Other bad planning mistakes come in the form of burying giant parking lots underground. What could be so bad about that? Just take a gander at this recent post by The Guardian, which points out that these underground parking lots can actually lead to traffic congestion – instead of concentrating on public transportation solutions, some cities are dumping loads of money into bringing more cars into their downtown cores.
Then there are the almighty silver bullet proposals. If any city is aware of silver bullet proposals, it’s Buffalo. Remember Bass Pro? Or almost demolishing the Electric District to make way for a new Convention Center?
A few years ago, Buffalo had the opportunity to turn Route 5 along the waterfront into a boulevard. But we blew it.

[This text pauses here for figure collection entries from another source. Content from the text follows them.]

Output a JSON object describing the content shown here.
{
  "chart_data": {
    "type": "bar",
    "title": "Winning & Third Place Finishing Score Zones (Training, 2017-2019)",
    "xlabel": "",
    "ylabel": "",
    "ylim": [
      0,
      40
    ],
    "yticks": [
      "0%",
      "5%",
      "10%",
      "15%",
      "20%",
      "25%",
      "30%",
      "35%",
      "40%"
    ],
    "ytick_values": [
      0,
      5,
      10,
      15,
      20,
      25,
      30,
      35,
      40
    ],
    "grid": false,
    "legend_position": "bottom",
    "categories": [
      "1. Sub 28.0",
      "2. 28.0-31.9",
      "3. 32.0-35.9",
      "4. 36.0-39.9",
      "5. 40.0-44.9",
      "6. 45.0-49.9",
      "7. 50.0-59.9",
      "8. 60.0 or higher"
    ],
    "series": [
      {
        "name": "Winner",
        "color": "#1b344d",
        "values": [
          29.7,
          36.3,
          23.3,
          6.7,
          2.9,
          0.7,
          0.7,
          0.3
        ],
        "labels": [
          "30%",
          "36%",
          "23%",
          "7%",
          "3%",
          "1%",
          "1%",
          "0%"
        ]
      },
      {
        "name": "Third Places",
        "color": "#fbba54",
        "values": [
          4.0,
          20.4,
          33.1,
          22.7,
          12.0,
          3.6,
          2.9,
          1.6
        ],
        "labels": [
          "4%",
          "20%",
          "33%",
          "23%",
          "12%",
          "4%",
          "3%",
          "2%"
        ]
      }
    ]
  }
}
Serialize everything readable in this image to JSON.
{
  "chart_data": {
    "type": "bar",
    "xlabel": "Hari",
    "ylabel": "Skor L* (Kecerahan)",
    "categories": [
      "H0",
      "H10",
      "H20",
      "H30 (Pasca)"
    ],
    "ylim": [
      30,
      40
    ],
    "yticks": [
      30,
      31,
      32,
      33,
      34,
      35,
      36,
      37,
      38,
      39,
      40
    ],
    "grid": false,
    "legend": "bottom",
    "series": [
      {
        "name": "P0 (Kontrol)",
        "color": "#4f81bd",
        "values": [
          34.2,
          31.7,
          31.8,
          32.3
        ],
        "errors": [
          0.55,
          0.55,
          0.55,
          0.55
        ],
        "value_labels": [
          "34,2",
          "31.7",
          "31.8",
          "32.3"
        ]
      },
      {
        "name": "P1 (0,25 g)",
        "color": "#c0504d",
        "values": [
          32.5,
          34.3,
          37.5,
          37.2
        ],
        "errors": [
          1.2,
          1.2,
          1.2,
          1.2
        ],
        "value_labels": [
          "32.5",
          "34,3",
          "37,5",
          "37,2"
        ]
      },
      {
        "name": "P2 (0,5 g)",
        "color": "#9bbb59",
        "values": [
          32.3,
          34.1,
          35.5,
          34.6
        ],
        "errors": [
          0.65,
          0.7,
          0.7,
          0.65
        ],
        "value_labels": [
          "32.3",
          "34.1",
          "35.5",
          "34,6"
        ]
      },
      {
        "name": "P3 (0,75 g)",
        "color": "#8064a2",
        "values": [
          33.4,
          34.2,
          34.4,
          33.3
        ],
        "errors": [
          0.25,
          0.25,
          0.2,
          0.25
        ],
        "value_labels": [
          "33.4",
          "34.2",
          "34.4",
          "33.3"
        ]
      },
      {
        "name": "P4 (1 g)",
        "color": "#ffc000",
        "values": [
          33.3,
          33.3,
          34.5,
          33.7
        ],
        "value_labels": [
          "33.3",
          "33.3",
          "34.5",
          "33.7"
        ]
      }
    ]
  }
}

Today we have various groups fighting to reverse our worst urban planning mistakes, such as the Restore Our Community Coalition (ROCC), which will soon pay tribute to key leaders and neighborhood stakeholders who have been fighting to restore Humboldt Parkway. Heck, if Rochester is doing it… why not Buffalo?
Many Buffalonians are currently entrenched in a battle with the NYS Department of Transportation (NYSDOT), to transform the Scajaquada Expressway into a picturesque boulevard – if we can somehow pull it off, it will be the first time that we righted a major wrong in the realm transportation bungles.
Be sure to read The Guardian post, and prepare to check off a list of mistakes that Buffalo has either made, or almost made.
Lead image: There are two parks in this photo. One on this side of the expressway, and another park on the other side. When Olmsted created Delaware Park, this was not the case. It’s time to stitch the park back together, by creating a boulevard that befits this city’s historic landscape.